Fabian oder Der Gang vor die Hunde
von Erich Kästner
ca. 180 Minuten 1 Pause von ca. 20 Minuten nach 95 MinutenNachtclubs, Tanzlokale und Kneipen. Grelle Lichter, Kunstateliers und Bordelle. Das Berlin der ausgehenden Goldenen Zwanziger ist anrüchig, exzentrisch und erotisch – die traditionellen Geschlechterrollen werden aufgehoben. Aber neben Lebensgier, Rausch und Weltflucht ist es gleichzeitig geprägt von der Realität: Weltwirtschaftskrise, Massenarbeitslosigkeit und politische Radikalisierung. Die Schrecken des Ersten Weltkriegs sind gerade erst notdürftig verarbeitet, da muss man schon wieder um die Zukunft bangen.
Der promovierte Germanist Jakob Fabian verdingt sich tagsüber als Werbetexter für eine Zigarettenmarke und streift nachts durch das bunte Treiben der Großstadt. Auch er sucht nach Zerstreuung, Betäubung und Zuneigung. Als Moralist – wie er sich selbst bezeichnet – beobachtet er dabei sein Umfeld mit einer ironischen Distanz… und verharrt in seiner Melancholie. Nach einer Reihe von Schicksalsschlägen beginnt Fabians Beobachterposition aber zu bröckeln: Er verliert seine Anstellung. Und die Sehnsucht nach Liebe wird enttäuscht, als sich seine Freundin Cornelia Battenberg für ihre Karriere entscheidet. Sein Freund Labude nimmt sich das Leben, als er erfährt, dass seine Habilitationsschrift angeblich abgelehnt wurde. Fabian – am Boden liegend – gibt sich dennoch alle Mühe, seinen moralischen Werten treu zu bleiben, kann aber den eigenen Idealen nicht Stand halten.
Welchen Wert hat das Individuum in einem System, das vorrangig auf Verwertung ausgelegt ist? Wer vorwärtskommen will, muss sich prostituieren. Und immer damit rechnen, vom Gegenüber für eine bessere Partie abserviert zu werden. Erich Kästner musste seinen hellsichtigen Roman 1931 in einer zensierten Version veröffentlichen, die dennoch den Bücherverbrennungen der Nazis zum Opfer fiel – vor den Augen des entsetzten Autors. 2013 erschien die von Kästner intendierte Version, die eine noch explizitere Sprengkraft bietet.

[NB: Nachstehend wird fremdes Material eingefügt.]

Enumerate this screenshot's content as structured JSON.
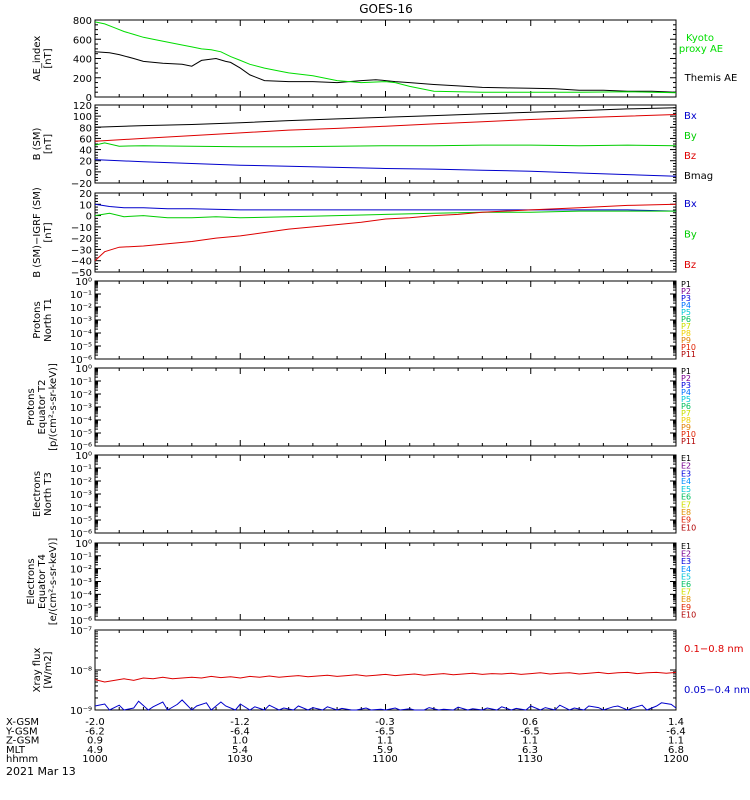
{
  "title": "GOES-16",
  "date_label": "2021 Mar 13",
  "ephemeris": {
    "labels": [
      "X-GSM",
      "Y-GSM",
      "Z-GSM",
      "MLT",
      "hhmm"
    ],
    "columns": [
      [
        "-2.0",
        "-6.2",
        "0.9",
        "4.9",
        "1000"
      ],
      [
        "-1.2",
        "-6.4",
        "1.0",
        "5.4",
        "1030"
      ],
      [
        "-0.3",
        "-6.5",
        "1.1",
        "5.9",
        "1100"
      ],
      [
        "0.6",
        "-6.5",
        "1.1",
        "6.3",
        "1130"
      ],
      [
        "1.4",
        "-6.4",
        "1.1",
        "6.8",
        "1200"
      ]
    ]
  },
  "chart_data": [
    {
      "id": "ae",
      "type": "line",
      "ylabel": [
        "AE_index",
        "[nT]"
      ],
      "ylim": [
        0,
        800
      ],
      "yticks": [
        "0",
        "200",
        "400",
        "600",
        "800"
      ],
      "yvals": [
        0,
        200,
        400,
        600,
        800
      ],
      "xlim": [
        0,
        120
      ],
      "legend": [
        {
          "text": "Kyoto",
          "color": "#00dd00"
        },
        {
          "text": "proxy AE",
          "color": "#00dd00"
        },
        {
          "text": "Themis AE",
          "color": "#000000"
        }
      ],
      "series": [
        {
          "color": "#000000",
          "x": [
            0,
            3,
            5,
            8,
            10,
            14,
            18,
            20,
            22,
            25,
            27,
            28,
            30,
            32,
            35,
            40,
            45,
            50,
            55,
            58,
            60,
            62,
            65,
            70,
            75,
            80,
            85,
            90,
            95,
            100,
            105,
            110,
            115,
            120
          ],
          "y": [
            470,
            460,
            440,
            400,
            370,
            350,
            340,
            320,
            380,
            400,
            370,
            360,
            300,
            230,
            170,
            160,
            160,
            150,
            170,
            180,
            170,
            160,
            150,
            130,
            115,
            100,
            95,
            90,
            85,
            70,
            70,
            60,
            60,
            50
          ]
        },
        {
          "color": "#00dd00",
          "x": [
            0,
            2,
            4,
            6,
            8,
            10,
            12,
            15,
            18,
            20,
            22,
            24,
            26,
            28,
            30,
            32,
            35,
            38,
            40,
            45,
            50,
            55,
            60,
            62,
            65,
            70,
            75,
            80,
            85,
            90,
            95,
            100,
            110,
            120
          ],
          "y": [
            780,
            760,
            720,
            680,
            650,
            620,
            600,
            570,
            540,
            520,
            500,
            490,
            470,
            420,
            380,
            340,
            300,
            270,
            250,
            220,
            170,
            150,
            160,
            150,
            110,
            60,
            55,
            50,
            50,
            50,
            50,
            50,
            55,
            45
          ]
        }
      ]
    },
    {
      "id": "b",
      "type": "line",
      "ylabel": [
        "B (SM)",
        "[nT]"
      ],
      "ylim": [
        -20,
        120
      ],
      "yticks": [
        "−20",
        "0",
        "20",
        "40",
        "60",
        "80",
        "100",
        "120"
      ],
      "yvals": [
        -20,
        0,
        20,
        40,
        60,
        80,
        100,
        120
      ],
      "xlim": [
        0,
        120
      ],
      "legend": [
        {
          "text": "Bx",
          "color": "#0000cc"
        },
        {
          "text": "By",
          "color": "#00cc00"
        },
        {
          "text": "Bz",
          "color": "#dd0000"
        },
        {
          "text": "Bmag",
          "color": "#000000"
        }
      ],
      "series": [
        {
          "color": "#000000",
          "x": [
            0,
            10,
            20,
            30,
            40,
            50,
            60,
            70,
            80,
            90,
            100,
            110,
            120
          ],
          "y": [
            80,
            83,
            85,
            88,
            92,
            95,
            98,
            101,
            104,
            107,
            110,
            113,
            115
          ]
        },
        {
          "color": "#dd0000",
          "x": [
            0,
            10,
            20,
            30,
            40,
            50,
            60,
            70,
            80,
            90,
            100,
            110,
            120
          ],
          "y": [
            55,
            60,
            65,
            70,
            75,
            78,
            82,
            86,
            90,
            94,
            97,
            100,
            103
          ]
        },
        {
          "color": "#00cc00",
          "x": [
            0,
            2,
            5,
            10,
            20,
            30,
            40,
            50,
            60,
            70,
            80,
            90,
            100,
            110,
            120
          ],
          "y": [
            48,
            52,
            46,
            47,
            46,
            45,
            45,
            46,
            47,
            47,
            48,
            48,
            47,
            48,
            47
          ]
        },
        {
          "color": "#0000cc",
          "x": [
            0,
            10,
            20,
            30,
            40,
            50,
            60,
            70,
            80,
            90,
            100,
            110,
            120
          ],
          "y": [
            22,
            18,
            15,
            12,
            10,
            8,
            6,
            5,
            3,
            1,
            -2,
            -5,
            -8
          ]
        }
      ]
    },
    {
      "id": "bdiff",
      "type": "line",
      "ylabel": [
        "B (SM)−IGRF (SM)",
        "[nT]"
      ],
      "ylim": [
        -50,
        20
      ],
      "yticks": [
        "−50",
        "−40",
        "−30",
        "−20",
        "−10",
        "0",
        "10",
        "20"
      ],
      "yvals": [
        -50,
        -40,
        -30,
        -20,
        -10,
        0,
        10,
        20
      ],
      "xlim": [
        0,
        120
      ],
      "legend": [
        {
          "text": "Bx",
          "color": "#0000cc"
        },
        {
          "text": "By",
          "color": "#00cc00"
        },
        {
          "text": "Bz",
          "color": "#dd0000"
        }
      ],
      "series": [
        {
          "color": "#0000cc",
          "x": [
            0,
            3,
            6,
            10,
            15,
            20,
            30,
            40,
            50,
            60,
            70,
            80,
            90,
            100,
            110,
            120
          ],
          "y": [
            10,
            8,
            7,
            7,
            6,
            6,
            5,
            5,
            5,
            5,
            5,
            5,
            5,
            5,
            5,
            4
          ]
        },
        {
          "color": "#00cc00",
          "x": [
            0,
            3,
            6,
            10,
            15,
            20,
            25,
            30,
            40,
            50,
            60,
            70,
            80,
            90,
            100,
            110,
            120
          ],
          "y": [
            0,
            2,
            -1,
            0,
            -2,
            -2,
            -1,
            -2,
            -1,
            0,
            1,
            2,
            3,
            3,
            4,
            4,
            4
          ]
        },
        {
          "color": "#dd0000",
          "x": [
            0,
            2,
            5,
            10,
            15,
            20,
            25,
            30,
            35,
            40,
            45,
            50,
            55,
            60,
            65,
            70,
            75,
            80,
            90,
            100,
            110,
            120
          ],
          "y": [
            -40,
            -32,
            -28,
            -27,
            -25,
            -23,
            -20,
            -18,
            -15,
            -12,
            -10,
            -8,
            -6,
            -3,
            -2,
            0,
            1,
            3,
            5,
            7,
            9,
            10
          ]
        }
      ]
    },
    {
      "id": "p_north",
      "type": "line",
      "ylabel": [
        "Protons",
        "North T1"
      ],
      "ylog": true,
      "ylim_exp": [
        -6,
        0
      ],
      "yticks": [
        "10⁰",
        "10⁻¹",
        "10⁻²",
        "10⁻³",
        "10⁻⁴",
        "10⁻⁵",
        "10⁻⁶"
      ],
      "legend": [
        {
          "text": "P1",
          "color": "#000000"
        },
        {
          "text": "P2",
          "color": "#7a0090"
        },
        {
          "text": "P3",
          "color": "#0000dd"
        },
        {
          "text": "P4",
          "color": "#0070ff"
        },
        {
          "text": "P5",
          "color": "#00c8d8"
        },
        {
          "text": "P6",
          "color": "#00c060"
        },
        {
          "text": "P7",
          "color": "#c8e000"
        },
        {
          "text": "P8",
          "color": "#f0d000"
        },
        {
          "text": "P9",
          "color": "#e08000"
        },
        {
          "text": "P10",
          "color": "#e02000"
        },
        {
          "text": "P11",
          "color": "#b00000"
        }
      ],
      "series": []
    },
    {
      "id": "p_equator",
      "type": "line",
      "ylabel": [
        "Protons",
        "Equator T2",
        "[p/(cm²-s-sr-keV)]"
      ],
      "ylog": true,
      "ylim_exp": [
        -6,
        0
      ],
      "yticks": [
        "10⁰",
        "10⁻¹",
        "10⁻²",
        "10⁻³",
        "10⁻⁴",
        "10⁻⁵",
        "10⁻⁶"
      ],
      "legend": [
        {
          "text": "P1",
          "color": "#000000"
        },
        {
          "text": "P2",
          "color": "#7a0090"
        },
        {
          "text": "P3",
          "color": "#0000dd"
        },
        {
          "text": "P4",
          "color": "#0070ff"
        },
        {
          "text": "P5",
          "color": "#00c8d8"
        },
        {
          "text": "P6",
          "color": "#00c060"
        },
        {
          "text": "P7",
          "color": "#c8e000"
        },
        {
          "text": "P8",
          "color": "#f0d000"
        },
        {
          "text": "P9",
          "color": "#e08000"
        },
        {
          "text": "P10",
          "color": "#e02000"
        },
        {
          "text": "P11",
          "color": "#b00000"
        }
      ],
      "series": []
    },
    {
      "id": "e_north",
      "type": "line",
      "ylabel": [
        "Electrons",
        "North T3"
      ],
      "ylog": true,
      "ylim_exp": [
        -6,
        0
      ],
      "yticks": [
        "10⁰",
        "10⁻¹",
        "10⁻²",
        "10⁻³",
        "10⁻⁴",
        "10⁻⁵",
        "10⁻⁶"
      ],
      "legend": [
        {
          "text": "E1",
          "color": "#000000"
        },
        {
          "text": "E2",
          "color": "#7a0090"
        },
        {
          "text": "E3",
          "color": "#0000dd"
        },
        {
          "text": "E4",
          "color": "#0090ff"
        },
        {
          "text": "E5",
          "color": "#00c8d8"
        },
        {
          "text": "E6",
          "color": "#00c060"
        },
        {
          "text": "E7",
          "color": "#d0e000"
        },
        {
          "text": "E8",
          "color": "#e09000"
        },
        {
          "text": "E9",
          "color": "#e02000"
        },
        {
          "text": "E10",
          "color": "#b00000"
        }
      ],
      "series": []
    },
    {
      "id": "e_equator",
      "type": "line",
      "ylabel": [
        "Electrons",
        "Equator T4",
        "[e/(cm²-s-sr-keV)]"
      ],
      "ylog": true,
      "ylim_exp": [
        -6,
        0
      ],
      "yticks": [
        "10⁰",
        "10⁻¹",
        "10⁻²",
        "10⁻³",
        "10⁻⁴",
        "10⁻⁵",
        "10⁻⁶"
      ],
      "legend": [
        {
          "text": "E1",
          "color": "#000000"
        },
        {
          "text": "E2",
          "color": "#7a0090"
        },
        {
          "text": "E3",
          "color": "#0000dd"
        },
        {
          "text": "E4",
          "color": "#0090ff"
        },
        {
          "text": "E5",
          "color": "#00c8d8"
        },
        {
          "text": "E6",
          "color": "#00c060"
        },
        {
          "text": "E7",
          "color": "#d0e000"
        },
        {
          "text": "E8",
          "color": "#e09000"
        },
        {
          "text": "E9",
          "color": "#e02000"
        },
        {
          "text": "E10",
          "color": "#b00000"
        }
      ],
      "series": []
    },
    {
      "id": "xray",
      "type": "line",
      "ylabel": [
        "Xray flux",
        "[W/m2]"
      ],
      "ylog": true,
      "ylim_exp": [
        -9,
        -7
      ],
      "yticks": [
        "10⁻⁷",
        "10⁻⁸",
        "10⁻⁹"
      ],
      "legend": [
        {
          "text": "0.1−0.8 nm",
          "color": "#dd0000"
        },
        {
          "text": "0.05−0.4 nm",
          "color": "#0000cc"
        }
      ],
      "series": [
        {
          "color": "#dd0000",
          "log": true,
          "x": [
            0,
            2,
            4,
            6,
            8,
            10,
            12,
            14,
            16,
            18,
            20,
            22,
            24,
            26,
            28,
            30,
            32,
            34,
            36,
            38,
            40,
            42,
            44,
            46,
            48,
            50,
            52,
            54,
            56,
            58,
            60,
            62,
            64,
            66,
            68,
            70,
            72,
            74,
            76,
            78,
            80,
            82,
            84,
            86,
            88,
            90,
            92,
            94,
            96,
            98,
            100,
            102,
            104,
            106,
            108,
            110,
            112,
            114,
            116,
            118,
            120
          ],
          "y": [
            -8.24,
            -8.3,
            -8.26,
            -8.22,
            -8.26,
            -8.2,
            -8.22,
            -8.18,
            -8.22,
            -8.2,
            -8.18,
            -8.2,
            -8.16,
            -8.19,
            -8.17,
            -8.2,
            -8.16,
            -8.18,
            -8.15,
            -8.18,
            -8.16,
            -8.14,
            -8.17,
            -8.15,
            -8.13,
            -8.16,
            -8.14,
            -8.12,
            -8.15,
            -8.13,
            -8.11,
            -8.14,
            -8.12,
            -8.1,
            -8.13,
            -8.11,
            -8.09,
            -8.12,
            -8.1,
            -8.08,
            -8.11,
            -8.09,
            -8.1,
            -8.08,
            -8.11,
            -8.09,
            -8.07,
            -8.1,
            -8.08,
            -8.07,
            -8.1,
            -8.08,
            -8.06,
            -8.09,
            -8.07,
            -8.06,
            -8.09,
            -8.07,
            -8.06,
            -8.08,
            -8.06
          ]
        },
        {
          "color": "#0000cc",
          "log": true,
          "x": [
            0,
            2,
            3,
            5,
            6,
            8,
            9,
            11,
            12,
            14,
            15,
            17,
            18,
            20,
            21,
            23,
            24,
            26,
            27,
            29,
            30,
            32,
            33,
            35,
            36,
            38,
            39,
            41,
            42,
            44,
            45,
            47,
            48,
            50,
            51,
            53,
            54,
            56,
            57,
            59,
            60,
            62,
            63,
            65,
            66,
            68,
            69,
            71,
            72,
            74,
            75,
            77,
            78,
            80,
            81,
            83,
            84,
            86,
            87,
            89,
            90,
            92,
            93,
            95,
            96,
            98,
            99,
            101,
            102,
            104,
            105,
            107,
            108,
            110,
            111,
            113,
            114,
            116,
            117,
            119,
            120
          ],
          "y": [
            -8.9,
            -8.85,
            -9.0,
            -8.88,
            -9.0,
            -8.95,
            -8.78,
            -9.0,
            -8.92,
            -8.8,
            -9.0,
            -8.86,
            -8.75,
            -9.0,
            -8.9,
            -8.82,
            -9.0,
            -8.8,
            -8.9,
            -9.0,
            -8.85,
            -9.0,
            -8.92,
            -9.0,
            -8.88,
            -9.0,
            -8.95,
            -9.0,
            -8.9,
            -9.0,
            -8.94,
            -9.0,
            -8.92,
            -9.0,
            -8.96,
            -9.0,
            -9.0,
            -8.95,
            -9.0,
            -8.98,
            -9.0,
            -8.95,
            -9.0,
            -8.97,
            -9.0,
            -9.0,
            -8.94,
            -9.0,
            -8.98,
            -9.0,
            -8.93,
            -9.0,
            -8.97,
            -9.0,
            -8.95,
            -9.0,
            -8.92,
            -9.0,
            -8.96,
            -9.0,
            -8.9,
            -9.0,
            -8.94,
            -9.0,
            -8.88,
            -9.0,
            -8.95,
            -9.0,
            -8.9,
            -8.94,
            -9.0,
            -8.92,
            -8.9,
            -9.0,
            -8.95,
            -8.88,
            -9.0,
            -8.9,
            -8.82,
            -8.86,
            -8.95
          ]
        }
      ]
    }
  ]
}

Martin Laberenz war Regieassistent am Schauspielhaus Bochum und am Thalia Theater in Hamburg, wo er auch seine ersten eigenen Regiearbeiten realisierte. Nachdem er als Hausregisseur an der »Skala« des Centraltheaters Leipzig engagiert war, arbeitet er seit 2012 als freier Regisseur, u. a. am Wiener Burgtheater, Deutschen Theater Berlin, Theater Basel und am Düsseldorfer Schauspielhaus. FABIAN ist seine erste Arbeit am Theater Bonn.